Jack Johnson, Heavyweight Champion, Comes Back
After he lost his title to Jess Willard—
“The Great White Hope”—and after
he served time for violating the Mann Act,
which among other things, forbade black men
from crossing state lines with white women,
as if saving damsels from white slavery,
and after the fatal car crash, he came back
as the owner of a nightspot called, “Galveston Jack’s,”

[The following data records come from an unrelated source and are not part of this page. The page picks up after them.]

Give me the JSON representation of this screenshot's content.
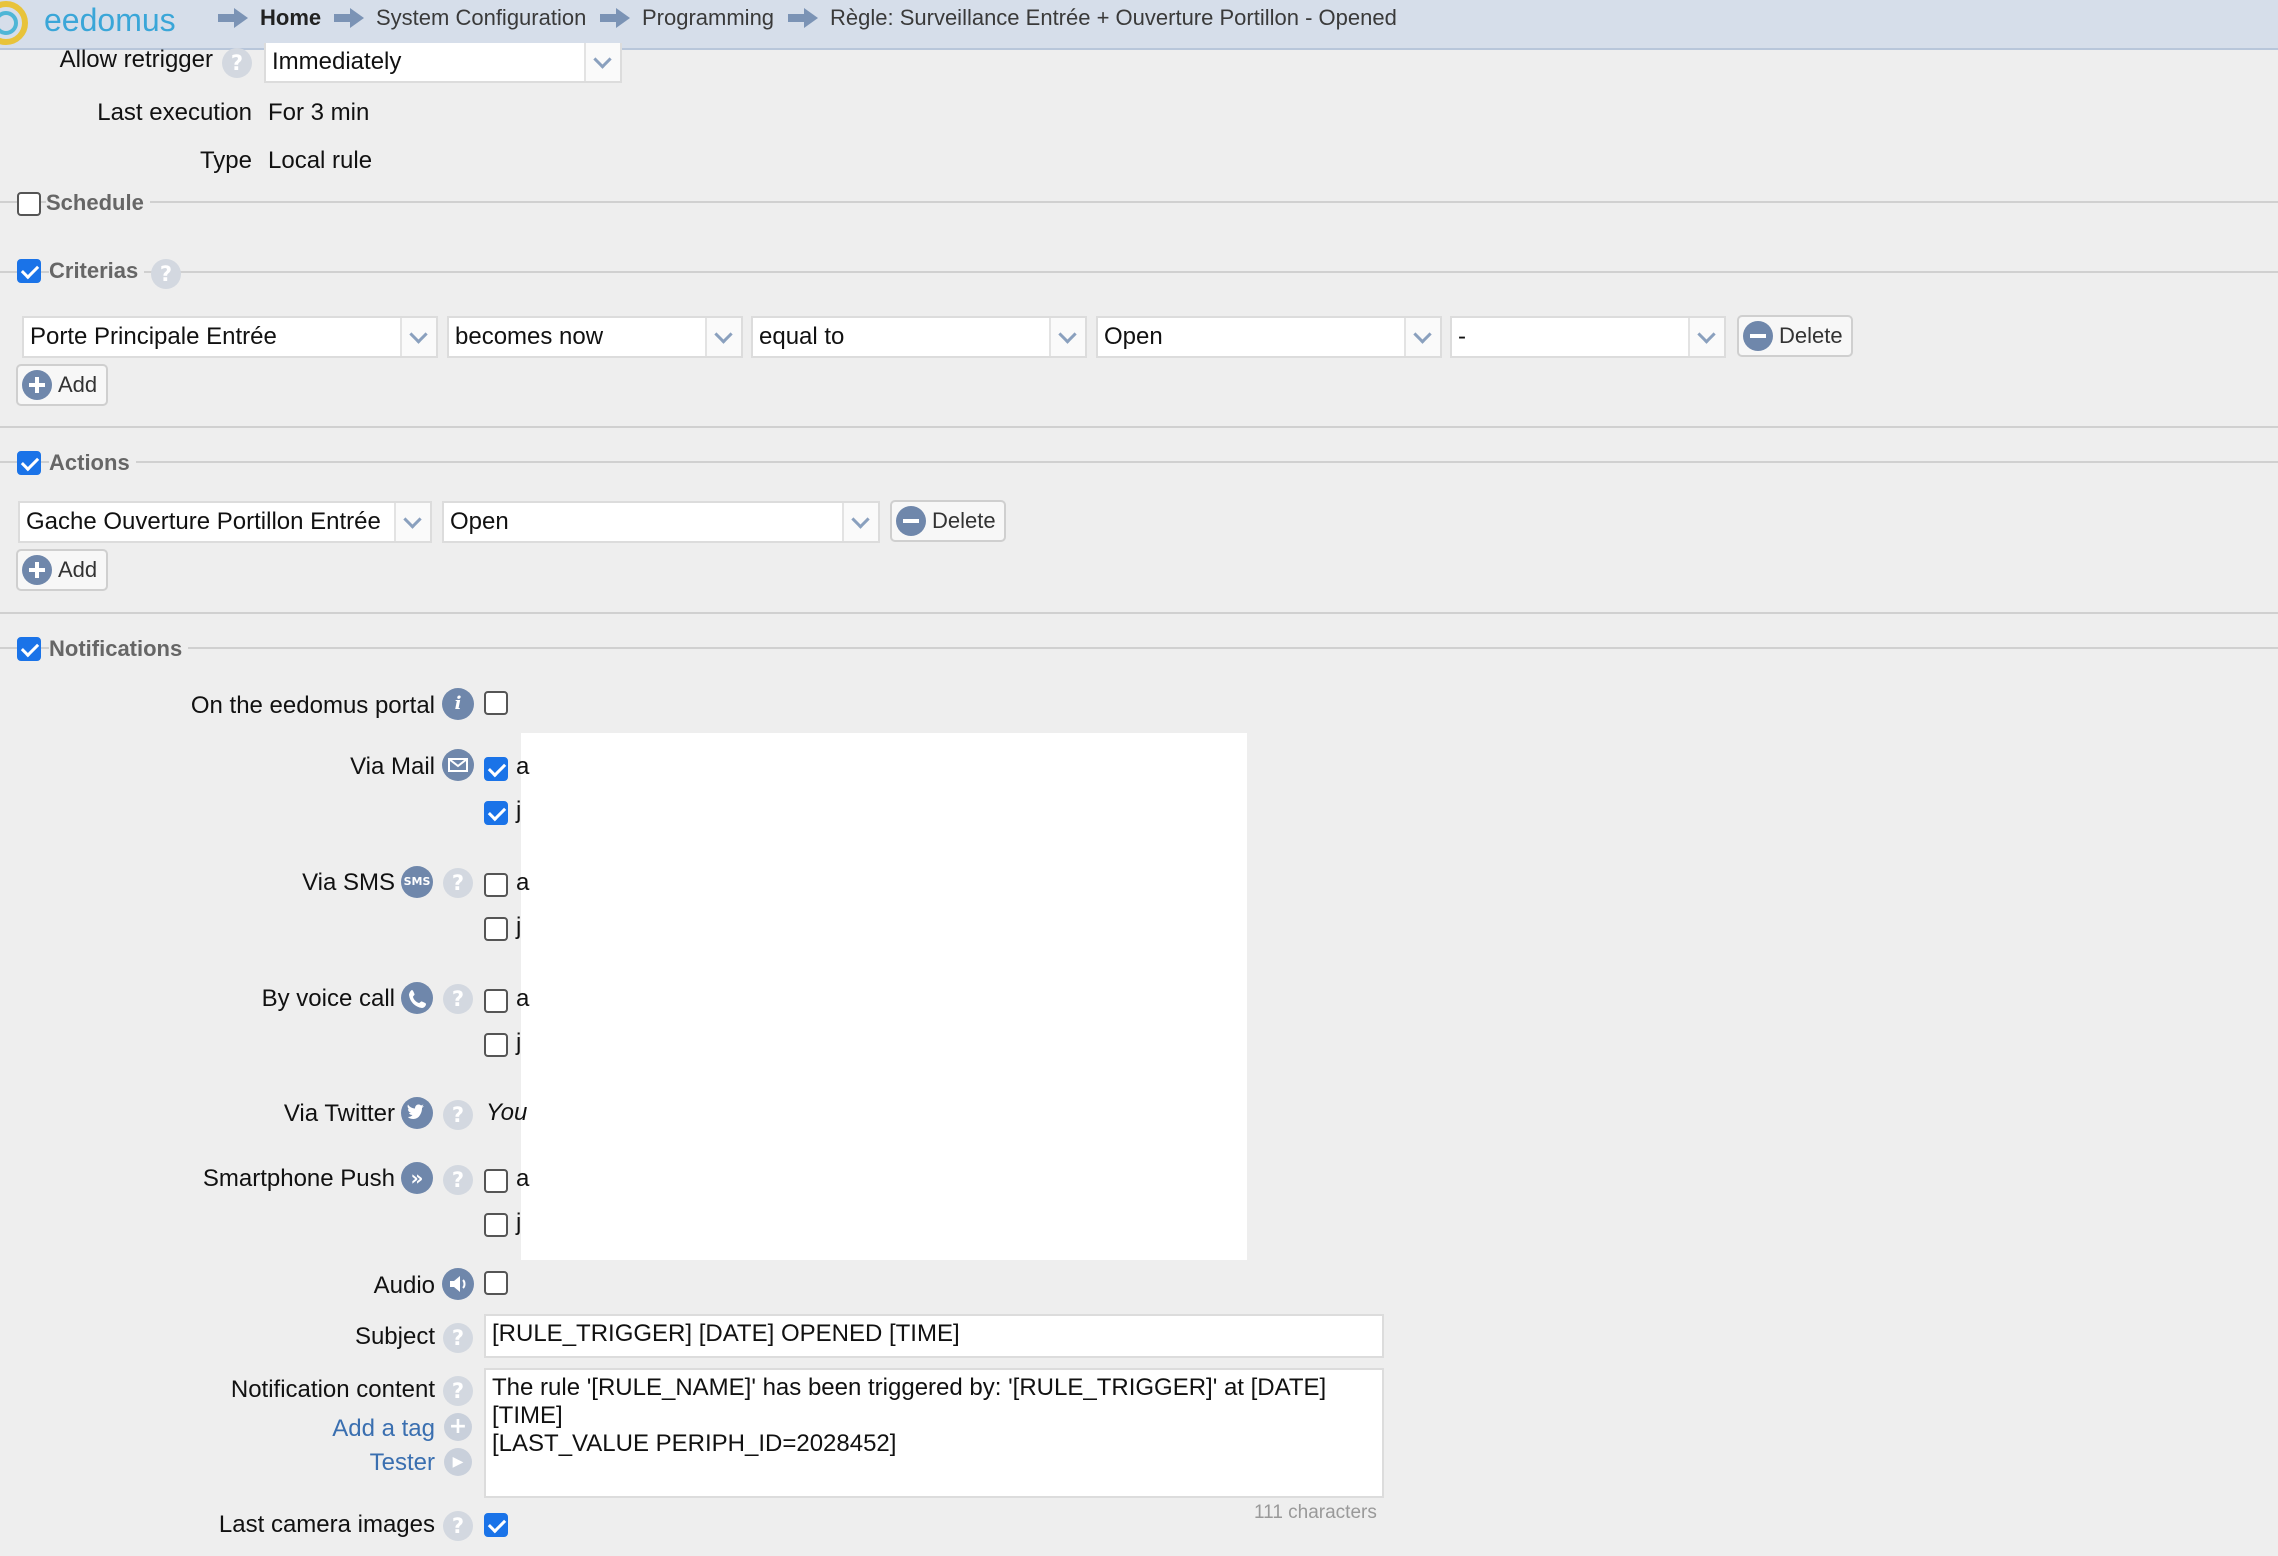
{
  "app": {
    "logo": "eedomus"
  },
  "breadcrumb": [
    {
      "label": "Home"
    },
    {
      "label": "System Configuration"
    },
    {
      "label": "Programming"
    },
    {
      "label": "Règle: Surveillance Entrée + Ouverture Portillon - Opened"
    }
  ],
  "info": {
    "allow_retrigger_label": "Allow retrigger",
    "allow_retrigger_value": "Immediately",
    "last_execution_label": "Last execution",
    "last_execution_value": "For 3 min",
    "type_label": "Type",
    "type_value": "Local rule"
  },
  "schedule": {
    "title": "Schedule",
    "checked": false
  },
  "criterias": {
    "title": "Criterias",
    "checked": true,
    "row": {
      "device": "Porte Principale Entrée",
      "when": "becomes now",
      "operator": "equal to",
      "value": "Open",
      "extra": "-",
      "delete_label": "Delete"
    },
    "add_label": "Add"
  },
  "actions": {
    "title": "Actions",
    "checked": true,
    "row": {
      "device": "Gache Ouverture Portillon Entrée",
      "action": "Open",
      "delete_label": "Delete"
    },
    "add_label": "Add"
  },
  "notifications": {
    "title": "Notifications",
    "checked": true,
    "portal_label": "On the eedomus portal",
    "mail_label": "Via Mail",
    "sms_label": "Via SMS",
    "sms_icon_text": "SMS",
    "voice_label": "By voice call",
    "twitter_label": "Via Twitter",
    "twitter_text": "You",
    "push_label": "Smartphone Push",
    "audio_label": "Audio",
    "recipient_a": "a",
    "recipient_j": "j",
    "subject_label": "Subject",
    "subject_value": "[RULE_TRIGGER] [DATE] OPENED [TIME]",
    "content_label": "Notification content",
    "content_line1": "The rule '[RULE_NAME]' has been triggered by: '[RULE_TRIGGER]' at  [DATE]",
    "content_line2": "[TIME]",
    "content_line3": "[LAST_VALUE PERIPH_ID=2028452]",
    "add_tag_label": "Add a tag",
    "tester_label": "Tester",
    "char_count": "111 characters",
    "camera_label": "Last camera images"
  },
  "colors": {
    "topbar": "#d6deea",
    "accent": "#1a73e8",
    "icon": "#6f87ab"
  }
}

where all the big acts on the Chitlin’ Circuit
performed and were treated like royalty.
He kept a bat and a sawed off shotgun behind
the bar, carried a hideout pistol up each sleeve,
since boys from the local KKK took offense
at black folks having too good a time;
those knights not averse to murder and rape
now and then, to make it clear who was boss
and because, let’s face it, the women at Jack’s
were mighty fine and really knew how to dance,
if you get the euphemism they snickered.
He never married, since an upright woman
would’ve had nervous breakdowns and coronaries
as often as hay fever attacks, every time he left
to check the stock, talk to the chefs, make sure
of the sound system, and welcome guests:
drug dealers, gangsters, numbers runners: not
a place he’d want a wife and daughter to spend time at.
He did have a lifelong woman, as wild, wilder
than Jack at his bad-ass, slightly coked-up meanest;
Viola’d settle disputes with a look that turned raging,
switchblade-and-broken-bottle combatants into snail ooze.
And against the odds, he died a rich old man in his bed,
attended by Viola, who’d run the business even better.